Ivo Barreto, ator que interpreta Judas na Paixão do Recife

SAIBA MAIS

1934
Nasce José de Souza Pimentel, em 11 de agosto de 1934, em Garanhuns, no Agreste de Pernambuco.

1944
Aos 10 anos, chega ao Recife para morar num casarão no bairro da Boa Vista.

1960
Descobre o halterofilismo. Campeão Pernambucano de Melhor Físico Juvenil e vencedor do prêmio de “Melhor Perna”.

1956
A partir do halterofilismo, é chamado para participar da encenação em Fazenda Nova, onde interpreta, como figurante, um soldado romano.

1956
No mesmo ano, vive Pôncio Pilatos no Drama da Paixão, do grupo Dramático Paroquial de Água Fria, no Recife. O seu primeiro papel.

1956
Em 11 de setembro de 1956, encena a primeira montagem de A Compadecida, texto de Ariano Suassuna. Faz o papel de Antônio Morais e do Encourado, o diabo.

1958
Pimentel é o demônio na cena do Horto das Oliveiras, na encenação em Fazenda Nova.

1959 
Na primeira experiência como diretor, como integrante do Teatro Adolescente do Recife (TAR), encena a peça A grade solene, escrita por Aldomar Conrado.

1960
Entra para o Teatro Popular do Nordeste (TPN), quando encena A pena e a lei, de Ariano Suassuna, com direção de Hermilo Borba Filho. A peça tem Geninha da Rosa Borges no elenco e faz temporada no Teatro do Parque.

1961
Escreve o texto Jesus, mártir do Calvário, no qual interpreta Pôncio Pilatos.

1963
Se destaca na TV, no Canal 6 (TV Rádio Clube), com Eles não usam black-tie, de Gianfrancesco Guarnieri. Também participa de teleteatros na TV Jornal do Commercio. 

1965
Consolidado na TV e no teatro, participa de produções cinematográficas como O cangaceiro, premiado em Cannes, e ainda Nordeste sangrento, A morte comanda o cangaço e Riacho do sangue.

1970
Integra o elenco do longa Faustão, dirigido por Eduardo Coutinho, interpretando Zé das Mortes, um cangaceiro estilizado.
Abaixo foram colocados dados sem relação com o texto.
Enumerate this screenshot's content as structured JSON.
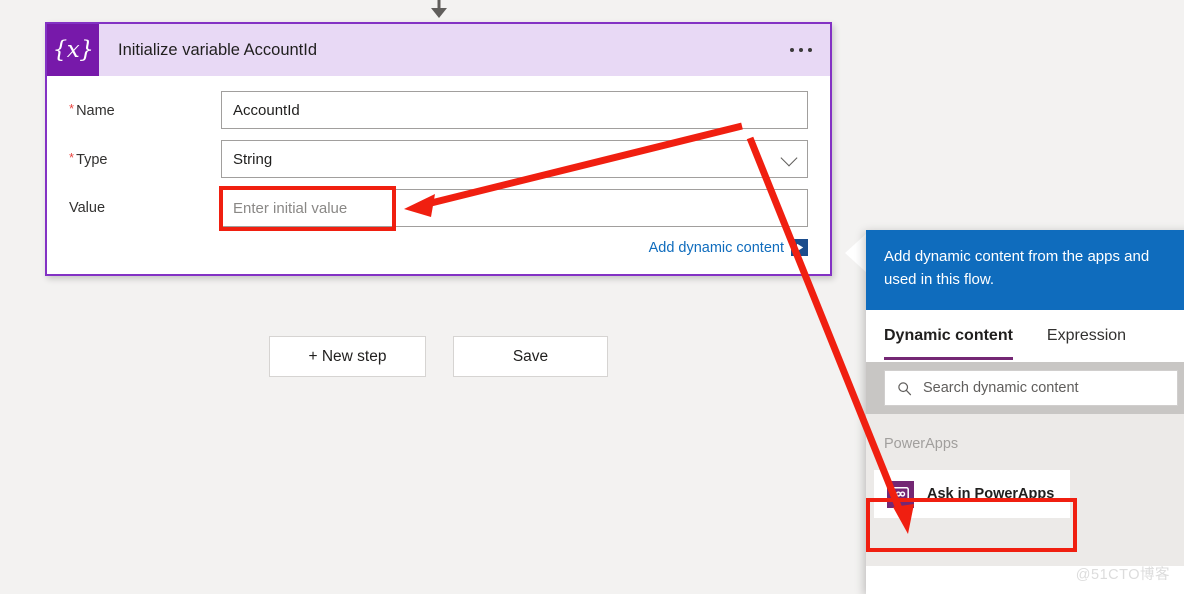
{
  "card": {
    "icon_glyph": "{x}",
    "title": "Initialize variable AccountId",
    "menu": "more-options",
    "fields": [
      {
        "label": "Name",
        "required": true,
        "value": "AccountId",
        "is_placeholder": false,
        "control": "text"
      },
      {
        "label": "Type",
        "required": true,
        "value": "String",
        "is_placeholder": false,
        "control": "dropdown"
      },
      {
        "label": "Value",
        "required": false,
        "value": "Enter initial value",
        "is_placeholder": true,
        "control": "text"
      }
    ],
    "add_dynamic_content_label": "Add dynamic content"
  },
  "buttons": {
    "new_step": "+ New step",
    "save": "Save"
  },
  "flyout": {
    "banner": "Add dynamic content from the apps and\nused in this flow.",
    "tabs": [
      {
        "label": "Dynamic content",
        "active": true
      },
      {
        "label": "Expression",
        "active": false
      }
    ],
    "search_placeholder": "Search dynamic content",
    "group_label": "PowerApps",
    "items": [
      {
        "label": "Ask in PowerApps",
        "icon": "powerapps-icon"
      }
    ]
  },
  "watermark": "@51CTO博客",
  "colors": {
    "accent_purple": "#7719AA",
    "card_border": "#8332C4",
    "header_lavender": "#E8D9F5",
    "link_blue": "#0F6CBD",
    "banner_blue": "#0F6CBD",
    "tab_underline": "#742774",
    "annotation_red": "#F01F10",
    "canvas": "#F3F2F1"
  }
}
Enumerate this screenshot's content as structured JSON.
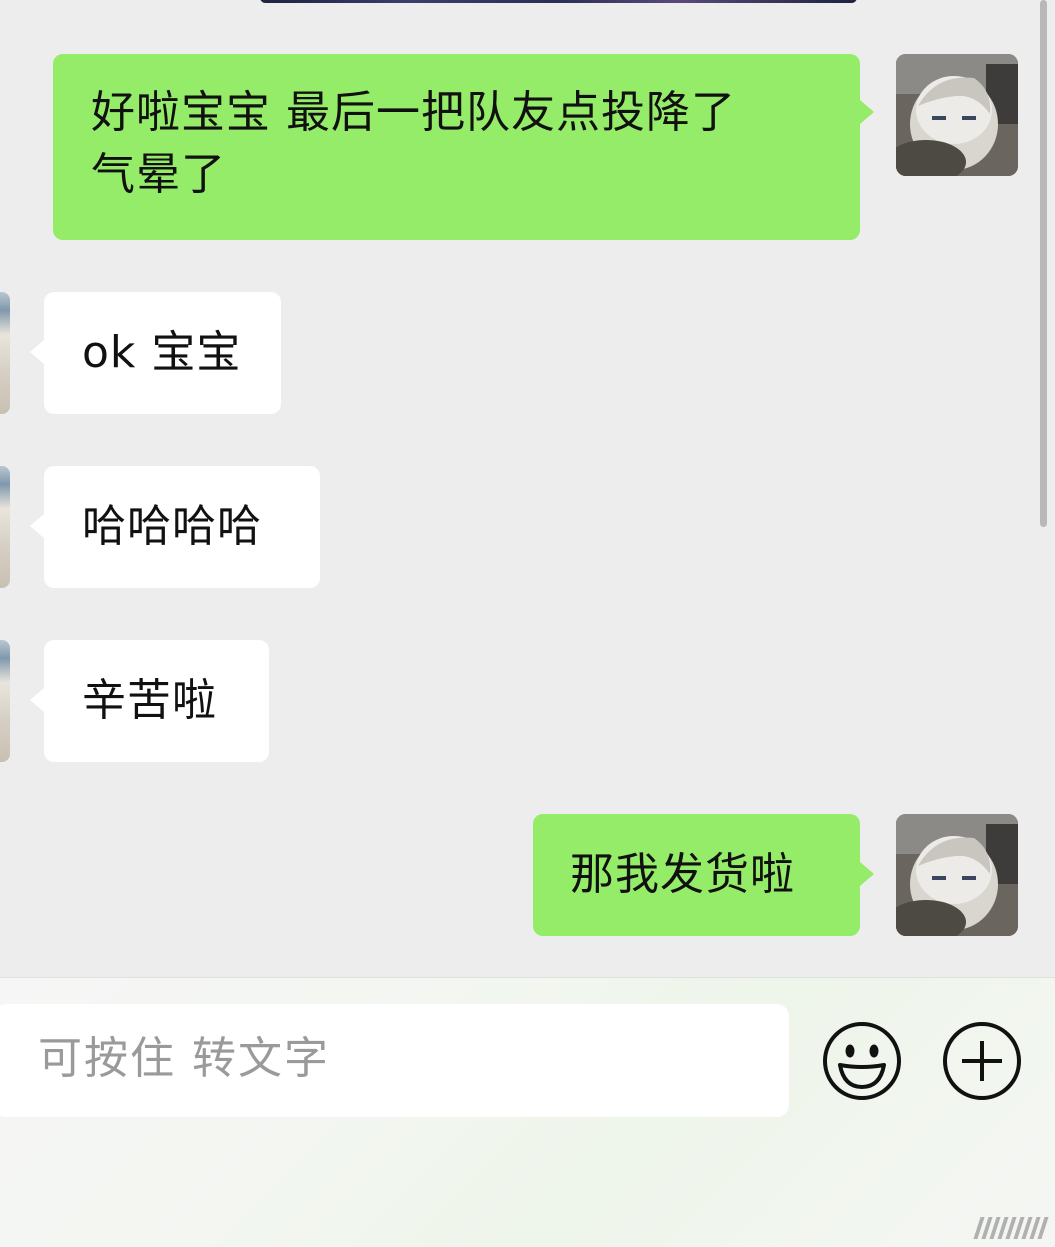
{
  "conversation": {
    "messages": [
      {
        "sender": "me",
        "text": "好啦宝宝 最后一把队友点投降了\n气晕了"
      },
      {
        "sender": "other",
        "text": "ok 宝宝"
      },
      {
        "sender": "other",
        "text": "哈哈哈哈"
      },
      {
        "sender": "other",
        "text": "辛苦啦"
      },
      {
        "sender": "me",
        "text": "那我发货啦"
      }
    ]
  },
  "input_bar": {
    "placeholder": "可按住 转文字",
    "emoji_icon": "smiley-face-icon",
    "more_icon": "plus-circle-icon"
  },
  "colors": {
    "background": "#ededed",
    "my_bubble": "#95ec69",
    "other_bubble": "#ffffff",
    "placeholder_text": "#9a9a9a"
  }
}
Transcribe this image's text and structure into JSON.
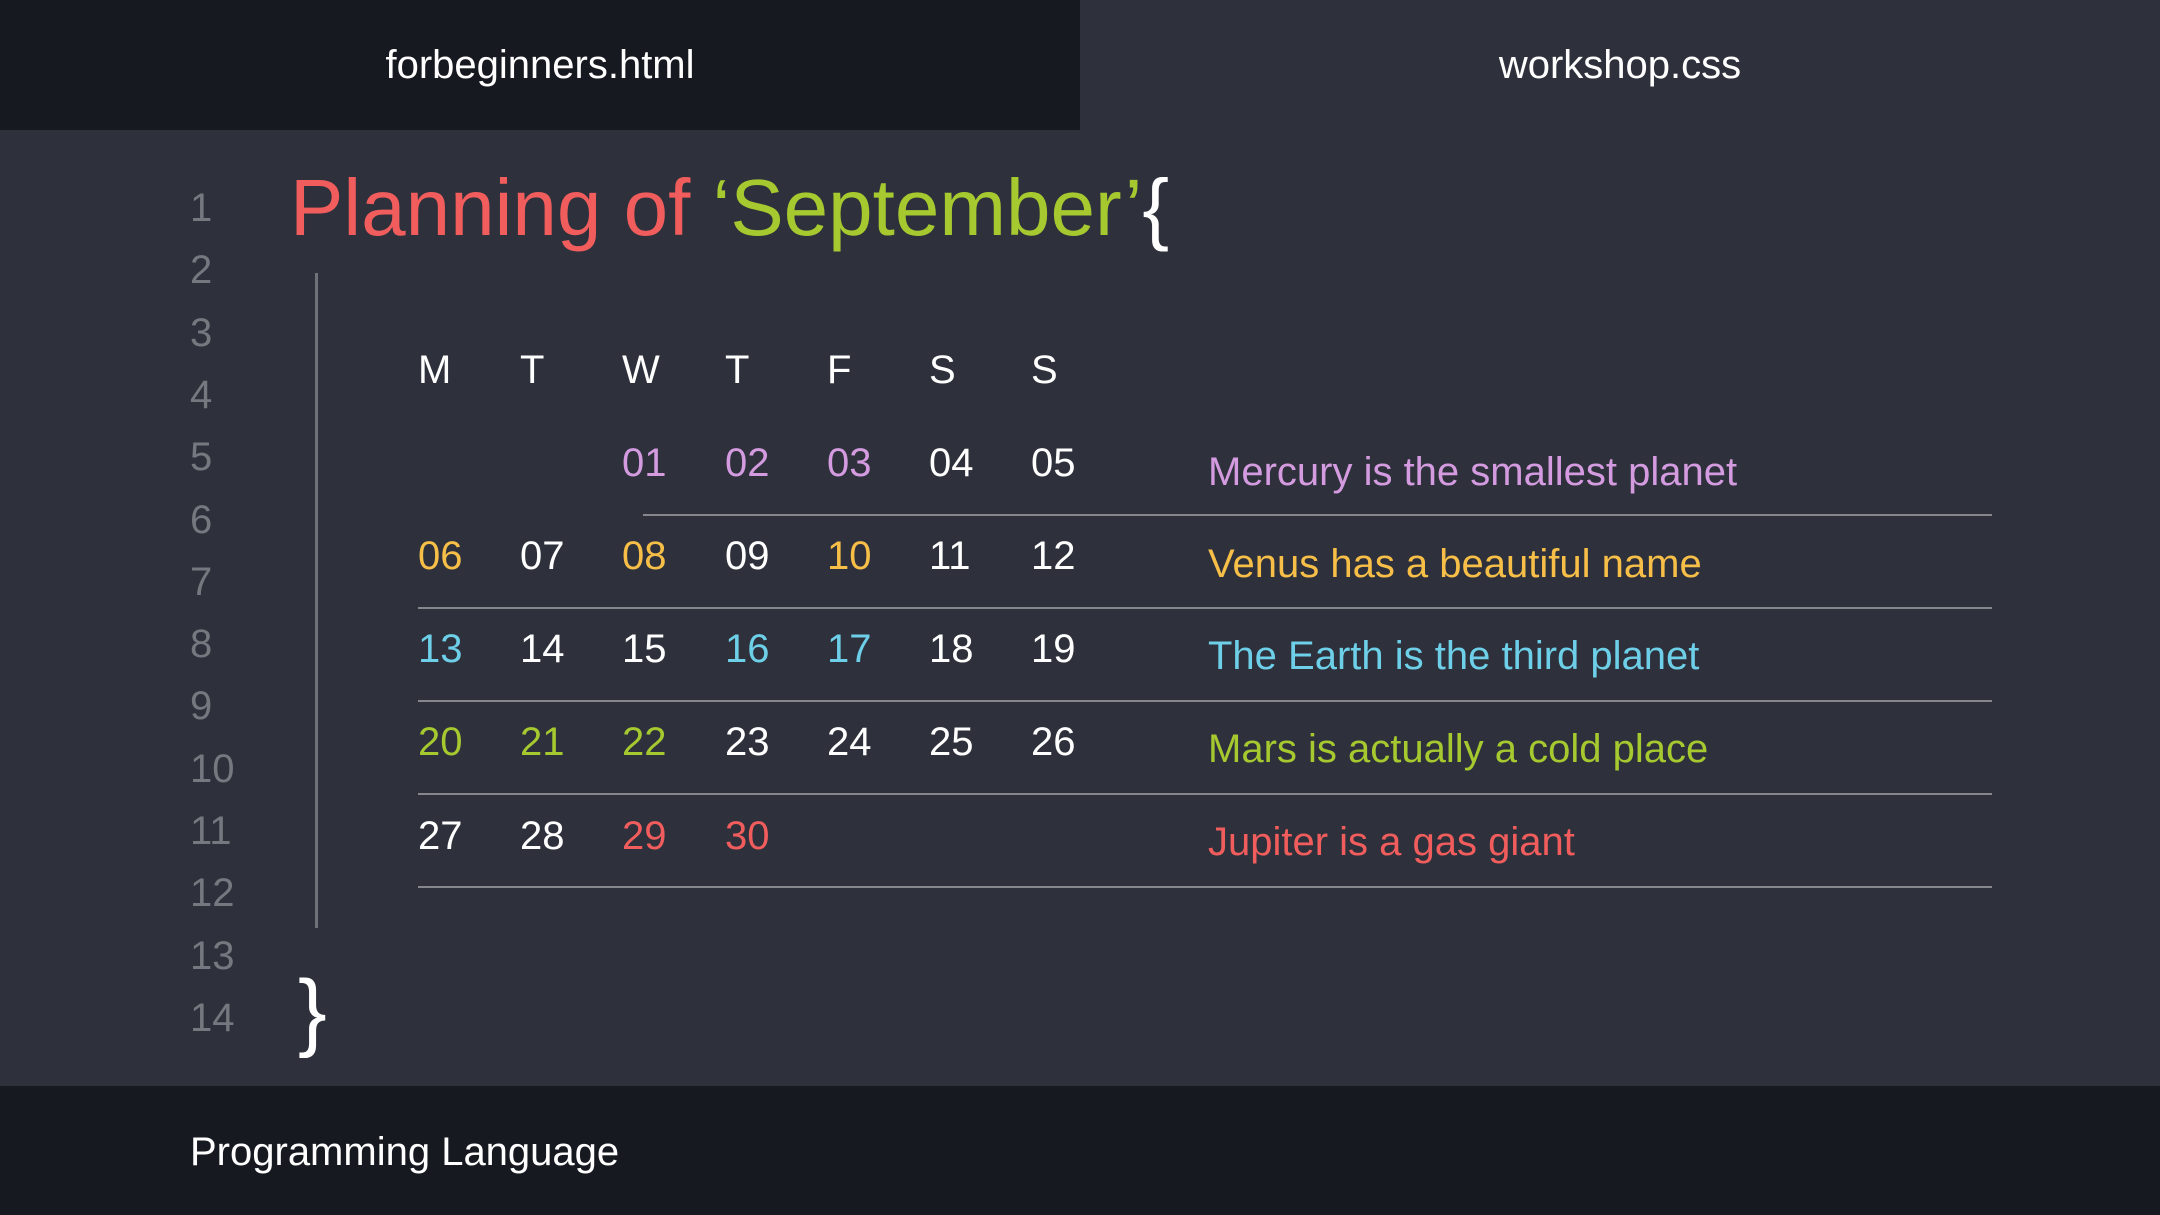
{
  "tabs": [
    {
      "label": "forbeginners.html",
      "active": true
    },
    {
      "label": "workshop.css",
      "active": false
    }
  ],
  "line_numbers": [
    "1",
    "2",
    "3",
    "4",
    "5",
    "6",
    "7",
    "8",
    "9",
    "10",
    "11",
    "12",
    "13",
    "14"
  ],
  "title": {
    "prefix": "Planning of ",
    "month": "‘September’",
    "open_brace": "{",
    "close_brace": "}"
  },
  "calendar": {
    "weekdays": [
      "M",
      "T",
      "W",
      "T",
      "F",
      "S",
      "S"
    ],
    "weeks": [
      [
        {
          "d": "",
          "c": "none"
        },
        {
          "d": "",
          "c": "none"
        },
        {
          "d": "01",
          "c": "purple"
        },
        {
          "d": "02",
          "c": "purple"
        },
        {
          "d": "03",
          "c": "purple"
        },
        {
          "d": "04",
          "c": "white"
        },
        {
          "d": "05",
          "c": "white"
        }
      ],
      [
        {
          "d": "06",
          "c": "yellow"
        },
        {
          "d": "07",
          "c": "white"
        },
        {
          "d": "08",
          "c": "yellow"
        },
        {
          "d": "09",
          "c": "white"
        },
        {
          "d": "10",
          "c": "yellow"
        },
        {
          "d": "11",
          "c": "white"
        },
        {
          "d": "12",
          "c": "white"
        }
      ],
      [
        {
          "d": "13",
          "c": "blue"
        },
        {
          "d": "14",
          "c": "white"
        },
        {
          "d": "15",
          "c": "white"
        },
        {
          "d": "16",
          "c": "blue"
        },
        {
          "d": "17",
          "c": "blue"
        },
        {
          "d": "18",
          "c": "white"
        },
        {
          "d": "19",
          "c": "white"
        }
      ],
      [
        {
          "d": "20",
          "c": "green"
        },
        {
          "d": "21",
          "c": "green"
        },
        {
          "d": "22",
          "c": "green"
        },
        {
          "d": "23",
          "c": "white"
        },
        {
          "d": "24",
          "c": "white"
        },
        {
          "d": "25",
          "c": "white"
        },
        {
          "d": "26",
          "c": "white"
        }
      ],
      [
        {
          "d": "27",
          "c": "white"
        },
        {
          "d": "28",
          "c": "white"
        },
        {
          "d": "29",
          "c": "red"
        },
        {
          "d": "30",
          "c": "red"
        },
        {
          "d": "",
          "c": "none"
        },
        {
          "d": "",
          "c": "none"
        },
        {
          "d": "",
          "c": "none"
        }
      ]
    ]
  },
  "notes": [
    {
      "text": "Mercury is the smallest planet",
      "c": "purple"
    },
    {
      "text": "Venus has a beautiful name",
      "c": "yellow"
    },
    {
      "text": "The Earth is the third planet",
      "c": "blue"
    },
    {
      "text": "Mars is actually a cold place",
      "c": "green"
    },
    {
      "text": "Jupiter is a gas giant",
      "c": "red"
    }
  ],
  "colors": {
    "purple": "#d49be0",
    "yellow": "#f7bf48",
    "blue": "#6dcfe8",
    "green": "#a6c930",
    "red": "#f15d5d",
    "white": "#ffffff"
  },
  "footer": {
    "label": "Programming Language"
  }
}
Já tem cabelos longos e cavanhaque.

1970
O cantor Roberto Carlos lança a canção Jesus Cristo e Pimentel consegue sua autorização para incluir a faixa na encenação em Fazenda Nova, agora chamada de Paixão de Cristo de Nova Jerusalém. 

1974
Em Nova Jerusalém, roda o musical A noite do espantalho, que tem no elenco os jovens cantores Alceu Valença e Geraldo Azevedo.

1977
Ingressa na Universidade Federal de Pernambuco (UFPE), onde foi docente do Departamento de Comunicação Social por 27 anos.

1977
É convidado para atuar em Batalha dos Guararapes e contracena com José Wilker e Renée de Vielmond.

1978
Produtor da Paixão de Cristo de Nova Jerusalém, interpreta Jesus pela primeira vez.

1988
Dirige o espetáculo Besame mucho, grande sucesso de bilheteria no Recife. 

1997
Sai da produção em Nova Jerusalém e estreia a primeira Paixão de Cristo do Recife, idealizada e dirigida por ele, no Estádio do Arruda. 

1998
É reconhecido com o título de Cidadão Recifense, conferido pela Câmara Municipal do Recife, a partir da proposta do vereador Cleurinaldo de Lima.

2001
O espetáculo Paixão de Cristo do Recife passa a ser encenado no Marco Zero, no Bairro do Recife Antigo, com entrada gratuita.

2010 
No especial em comemoração aos 50 anos da TV Jornal, José Pimentel dirige o remake Sobrado grande, o mesmo que atuou na década de 1960.

2017 
É incluído na lista dos Patrimônios Vivos de Pernambuco.

2018 
É lançado o livro José Pimentel - Para além das paixões, do Cleodon Coelho, parte da Coleção Memória, série da Companhia Editora de Pernambuco (Cepe). 

2018 
Após 20 anos como protagonista, ele deixa o papel de Jesus, que é interpretado pelo ator Hemerson Moura. Pela primeira vez, apenas dirige a peça.